The news: The war in Iran is set to weigh on airline profits and travel demand this year, according to the International Air Transport Association (IATA)'s latest forecast.
The big picture: It’s no surprise that global interest in air travel is declining as rising jet fuel costs push prices up. Kayak data cited by Axios found that prices for international flights are nearly $200 more YoY, while the average domestic fare is up almost $100. With airfare and other costs rising, more consumers are opting for lower-cost destinations or road trips to save money. One in 3 consumers say they plan to travel less due to rising costs, while 1 in 4 are choosing cheaper or closer destinations and being more strategic about when they book, according to an April YouGov survey.
But there’s one cohort that isn’t deterred by higher prices: wealthy consumers, who are expected to account for 55% of the traveling public this year, according to Deloitte.
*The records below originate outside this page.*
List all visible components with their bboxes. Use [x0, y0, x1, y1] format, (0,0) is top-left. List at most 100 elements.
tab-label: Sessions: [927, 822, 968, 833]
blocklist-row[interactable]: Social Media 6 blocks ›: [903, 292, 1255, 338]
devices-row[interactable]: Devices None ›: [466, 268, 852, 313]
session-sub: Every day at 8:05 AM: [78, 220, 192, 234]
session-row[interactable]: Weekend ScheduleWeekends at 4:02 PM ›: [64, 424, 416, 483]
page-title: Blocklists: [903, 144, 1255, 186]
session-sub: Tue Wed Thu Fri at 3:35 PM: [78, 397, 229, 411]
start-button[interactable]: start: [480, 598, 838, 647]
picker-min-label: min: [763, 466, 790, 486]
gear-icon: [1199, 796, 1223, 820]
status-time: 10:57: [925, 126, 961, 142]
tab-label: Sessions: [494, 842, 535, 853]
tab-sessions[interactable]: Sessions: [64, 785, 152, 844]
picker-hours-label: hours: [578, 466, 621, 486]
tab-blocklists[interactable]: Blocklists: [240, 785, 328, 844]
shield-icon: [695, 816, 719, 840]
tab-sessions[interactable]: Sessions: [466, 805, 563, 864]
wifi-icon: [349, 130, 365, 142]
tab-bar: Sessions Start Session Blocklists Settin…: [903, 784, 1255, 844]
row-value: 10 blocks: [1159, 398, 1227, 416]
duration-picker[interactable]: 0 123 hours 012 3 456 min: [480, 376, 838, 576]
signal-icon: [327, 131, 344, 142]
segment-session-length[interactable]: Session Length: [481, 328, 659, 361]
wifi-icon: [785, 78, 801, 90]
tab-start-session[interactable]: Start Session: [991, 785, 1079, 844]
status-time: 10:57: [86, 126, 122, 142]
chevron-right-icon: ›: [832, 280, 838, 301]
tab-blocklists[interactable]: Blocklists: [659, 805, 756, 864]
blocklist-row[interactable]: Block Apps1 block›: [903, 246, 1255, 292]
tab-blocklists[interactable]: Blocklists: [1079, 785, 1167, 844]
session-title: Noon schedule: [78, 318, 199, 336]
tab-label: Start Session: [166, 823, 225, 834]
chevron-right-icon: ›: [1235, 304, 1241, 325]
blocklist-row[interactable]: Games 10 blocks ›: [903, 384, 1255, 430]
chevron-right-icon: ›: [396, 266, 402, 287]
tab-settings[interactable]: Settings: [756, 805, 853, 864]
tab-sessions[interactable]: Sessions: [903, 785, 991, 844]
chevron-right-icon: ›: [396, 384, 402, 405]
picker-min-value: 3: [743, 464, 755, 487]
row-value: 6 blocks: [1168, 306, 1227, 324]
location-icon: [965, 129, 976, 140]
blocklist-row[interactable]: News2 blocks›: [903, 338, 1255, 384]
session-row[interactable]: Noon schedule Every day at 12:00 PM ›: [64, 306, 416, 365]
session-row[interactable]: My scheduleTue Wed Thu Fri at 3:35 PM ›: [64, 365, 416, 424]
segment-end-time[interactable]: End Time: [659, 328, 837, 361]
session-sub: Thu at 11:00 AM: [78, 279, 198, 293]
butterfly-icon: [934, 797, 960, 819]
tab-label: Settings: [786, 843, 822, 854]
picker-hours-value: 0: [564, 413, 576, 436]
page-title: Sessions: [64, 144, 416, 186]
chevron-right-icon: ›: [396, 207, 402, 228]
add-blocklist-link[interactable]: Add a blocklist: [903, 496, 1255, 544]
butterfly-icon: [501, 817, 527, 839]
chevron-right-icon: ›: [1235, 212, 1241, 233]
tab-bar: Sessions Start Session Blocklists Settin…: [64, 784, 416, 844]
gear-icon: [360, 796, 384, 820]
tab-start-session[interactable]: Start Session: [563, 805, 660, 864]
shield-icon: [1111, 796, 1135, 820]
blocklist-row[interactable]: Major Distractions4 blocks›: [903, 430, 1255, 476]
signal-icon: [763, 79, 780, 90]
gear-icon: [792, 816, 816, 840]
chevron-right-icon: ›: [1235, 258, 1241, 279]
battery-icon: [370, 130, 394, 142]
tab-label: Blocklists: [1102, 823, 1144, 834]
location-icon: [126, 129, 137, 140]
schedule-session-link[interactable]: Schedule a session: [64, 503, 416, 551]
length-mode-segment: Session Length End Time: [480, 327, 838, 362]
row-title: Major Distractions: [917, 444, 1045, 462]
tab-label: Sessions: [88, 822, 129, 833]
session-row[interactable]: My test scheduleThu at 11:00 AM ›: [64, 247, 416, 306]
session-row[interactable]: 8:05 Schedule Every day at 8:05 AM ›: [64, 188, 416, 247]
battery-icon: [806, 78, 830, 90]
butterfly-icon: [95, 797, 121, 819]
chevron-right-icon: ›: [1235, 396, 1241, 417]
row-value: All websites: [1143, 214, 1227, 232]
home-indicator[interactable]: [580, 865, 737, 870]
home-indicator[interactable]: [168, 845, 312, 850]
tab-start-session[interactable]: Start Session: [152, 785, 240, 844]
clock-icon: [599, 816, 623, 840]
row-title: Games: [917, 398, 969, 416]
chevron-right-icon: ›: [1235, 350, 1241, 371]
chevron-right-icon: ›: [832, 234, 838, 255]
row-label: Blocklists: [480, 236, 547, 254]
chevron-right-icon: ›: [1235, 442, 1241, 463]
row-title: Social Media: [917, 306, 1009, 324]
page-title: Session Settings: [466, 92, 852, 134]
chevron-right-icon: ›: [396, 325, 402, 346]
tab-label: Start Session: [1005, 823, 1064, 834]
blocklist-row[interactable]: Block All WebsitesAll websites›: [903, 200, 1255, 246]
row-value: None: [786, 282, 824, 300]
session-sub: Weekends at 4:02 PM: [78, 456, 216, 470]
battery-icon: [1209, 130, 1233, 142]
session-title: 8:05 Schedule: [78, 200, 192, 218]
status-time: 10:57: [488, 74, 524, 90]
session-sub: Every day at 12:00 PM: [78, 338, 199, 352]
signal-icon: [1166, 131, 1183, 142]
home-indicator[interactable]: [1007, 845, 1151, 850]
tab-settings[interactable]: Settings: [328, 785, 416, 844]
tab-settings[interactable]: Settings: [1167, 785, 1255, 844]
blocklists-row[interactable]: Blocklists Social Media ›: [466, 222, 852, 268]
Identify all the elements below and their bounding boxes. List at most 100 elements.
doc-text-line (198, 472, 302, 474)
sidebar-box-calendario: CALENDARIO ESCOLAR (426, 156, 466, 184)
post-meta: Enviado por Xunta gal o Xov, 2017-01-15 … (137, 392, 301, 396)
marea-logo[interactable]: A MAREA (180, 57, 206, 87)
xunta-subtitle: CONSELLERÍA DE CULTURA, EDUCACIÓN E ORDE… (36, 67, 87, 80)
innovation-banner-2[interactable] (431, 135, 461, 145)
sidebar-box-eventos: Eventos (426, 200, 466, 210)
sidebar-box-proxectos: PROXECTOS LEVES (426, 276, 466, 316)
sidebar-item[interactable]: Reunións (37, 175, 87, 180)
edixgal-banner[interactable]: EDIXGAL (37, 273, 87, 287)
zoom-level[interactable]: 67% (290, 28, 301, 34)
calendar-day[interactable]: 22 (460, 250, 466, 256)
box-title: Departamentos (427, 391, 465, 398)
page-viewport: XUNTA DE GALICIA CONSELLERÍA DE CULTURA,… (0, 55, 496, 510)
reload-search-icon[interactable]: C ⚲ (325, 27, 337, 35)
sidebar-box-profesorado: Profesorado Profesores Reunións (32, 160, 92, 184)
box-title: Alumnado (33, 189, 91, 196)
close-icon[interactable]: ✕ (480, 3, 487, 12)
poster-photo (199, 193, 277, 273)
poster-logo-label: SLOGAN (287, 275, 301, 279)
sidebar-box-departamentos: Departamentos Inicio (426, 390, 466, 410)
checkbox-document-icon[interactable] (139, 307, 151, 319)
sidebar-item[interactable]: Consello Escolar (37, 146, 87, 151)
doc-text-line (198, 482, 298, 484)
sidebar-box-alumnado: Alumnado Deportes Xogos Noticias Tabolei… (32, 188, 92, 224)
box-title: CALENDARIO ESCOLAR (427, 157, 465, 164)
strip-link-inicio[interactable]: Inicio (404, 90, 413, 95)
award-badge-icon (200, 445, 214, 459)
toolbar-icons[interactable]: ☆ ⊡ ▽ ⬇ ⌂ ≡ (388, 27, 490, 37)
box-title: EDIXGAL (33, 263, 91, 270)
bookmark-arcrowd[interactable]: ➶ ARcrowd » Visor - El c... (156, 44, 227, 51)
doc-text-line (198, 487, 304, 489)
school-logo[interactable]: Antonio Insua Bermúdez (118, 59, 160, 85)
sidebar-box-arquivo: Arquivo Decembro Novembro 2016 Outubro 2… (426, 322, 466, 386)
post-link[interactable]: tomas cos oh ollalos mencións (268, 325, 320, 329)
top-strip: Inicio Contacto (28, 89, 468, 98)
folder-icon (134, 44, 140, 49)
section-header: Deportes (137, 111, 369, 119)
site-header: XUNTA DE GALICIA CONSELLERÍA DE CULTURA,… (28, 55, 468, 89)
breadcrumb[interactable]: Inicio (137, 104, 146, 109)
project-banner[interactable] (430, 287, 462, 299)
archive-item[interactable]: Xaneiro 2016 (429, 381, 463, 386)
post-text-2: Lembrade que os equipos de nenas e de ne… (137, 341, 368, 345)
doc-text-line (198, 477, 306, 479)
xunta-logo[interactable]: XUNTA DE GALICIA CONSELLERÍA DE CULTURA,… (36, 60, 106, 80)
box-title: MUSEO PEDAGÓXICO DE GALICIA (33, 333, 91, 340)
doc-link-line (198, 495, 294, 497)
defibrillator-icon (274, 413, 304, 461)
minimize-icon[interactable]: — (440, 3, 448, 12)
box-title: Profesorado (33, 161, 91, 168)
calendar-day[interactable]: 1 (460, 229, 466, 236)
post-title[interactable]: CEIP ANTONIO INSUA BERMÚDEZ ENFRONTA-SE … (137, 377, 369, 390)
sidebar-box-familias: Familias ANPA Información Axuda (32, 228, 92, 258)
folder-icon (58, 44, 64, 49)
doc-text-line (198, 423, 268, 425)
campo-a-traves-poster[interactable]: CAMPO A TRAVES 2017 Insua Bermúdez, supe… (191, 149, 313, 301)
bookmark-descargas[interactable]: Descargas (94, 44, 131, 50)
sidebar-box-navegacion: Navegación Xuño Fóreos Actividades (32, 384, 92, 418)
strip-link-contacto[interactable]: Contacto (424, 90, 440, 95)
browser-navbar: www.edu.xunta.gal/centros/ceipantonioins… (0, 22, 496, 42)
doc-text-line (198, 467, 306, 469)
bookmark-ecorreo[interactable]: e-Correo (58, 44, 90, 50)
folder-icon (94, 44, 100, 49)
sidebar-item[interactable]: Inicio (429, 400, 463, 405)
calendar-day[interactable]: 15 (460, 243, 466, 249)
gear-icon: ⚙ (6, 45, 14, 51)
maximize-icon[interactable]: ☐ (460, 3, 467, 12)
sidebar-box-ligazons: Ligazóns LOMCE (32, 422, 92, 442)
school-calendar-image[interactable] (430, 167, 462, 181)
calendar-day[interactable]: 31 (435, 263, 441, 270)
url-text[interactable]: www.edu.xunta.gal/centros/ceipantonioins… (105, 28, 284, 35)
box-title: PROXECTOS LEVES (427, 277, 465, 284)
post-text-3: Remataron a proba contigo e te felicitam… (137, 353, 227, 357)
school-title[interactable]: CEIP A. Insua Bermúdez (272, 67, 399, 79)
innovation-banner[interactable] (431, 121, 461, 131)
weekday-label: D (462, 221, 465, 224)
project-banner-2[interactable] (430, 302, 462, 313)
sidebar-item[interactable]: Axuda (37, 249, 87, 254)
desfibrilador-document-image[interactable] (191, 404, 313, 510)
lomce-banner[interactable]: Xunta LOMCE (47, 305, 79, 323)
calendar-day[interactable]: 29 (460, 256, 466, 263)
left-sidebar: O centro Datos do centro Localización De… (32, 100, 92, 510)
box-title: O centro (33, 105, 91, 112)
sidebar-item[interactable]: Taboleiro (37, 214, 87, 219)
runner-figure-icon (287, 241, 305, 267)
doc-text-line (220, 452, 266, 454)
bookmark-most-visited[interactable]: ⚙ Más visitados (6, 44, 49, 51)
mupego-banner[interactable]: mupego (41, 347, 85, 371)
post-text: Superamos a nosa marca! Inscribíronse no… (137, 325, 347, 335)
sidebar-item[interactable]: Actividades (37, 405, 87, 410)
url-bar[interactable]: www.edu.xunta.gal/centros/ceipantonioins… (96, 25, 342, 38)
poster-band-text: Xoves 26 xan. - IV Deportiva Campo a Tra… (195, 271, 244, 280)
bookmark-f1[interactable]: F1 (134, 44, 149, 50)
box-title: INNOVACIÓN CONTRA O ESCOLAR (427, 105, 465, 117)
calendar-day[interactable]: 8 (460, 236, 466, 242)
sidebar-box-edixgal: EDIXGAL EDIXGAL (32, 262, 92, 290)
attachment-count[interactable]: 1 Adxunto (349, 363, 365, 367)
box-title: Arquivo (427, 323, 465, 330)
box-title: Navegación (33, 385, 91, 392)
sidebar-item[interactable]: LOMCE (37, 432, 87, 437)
They are not only less vulnerable to cost-of-living pressures, but are also more willing to spend on premium experiences—to the benefit of airlines like United and Delta.
Implications for travel: Airlines’ focus on the affluent customer makes sense in the short term, since these consumers have the discretionary budgets and confidence to spend big on travel. There are also more of them: A recent report by conservative think tank American Enterprise found that the share of upper-middle-class households increased by nearly 10 percentage points between 2001 and 2024.
However, a point may come when even affluent consumers become less willing to pay for premium travel experiences. Companies have to make sure the experience they deliver is commensurate with the price—or else risk alienating both cost-sensitive and wealthy customers alike.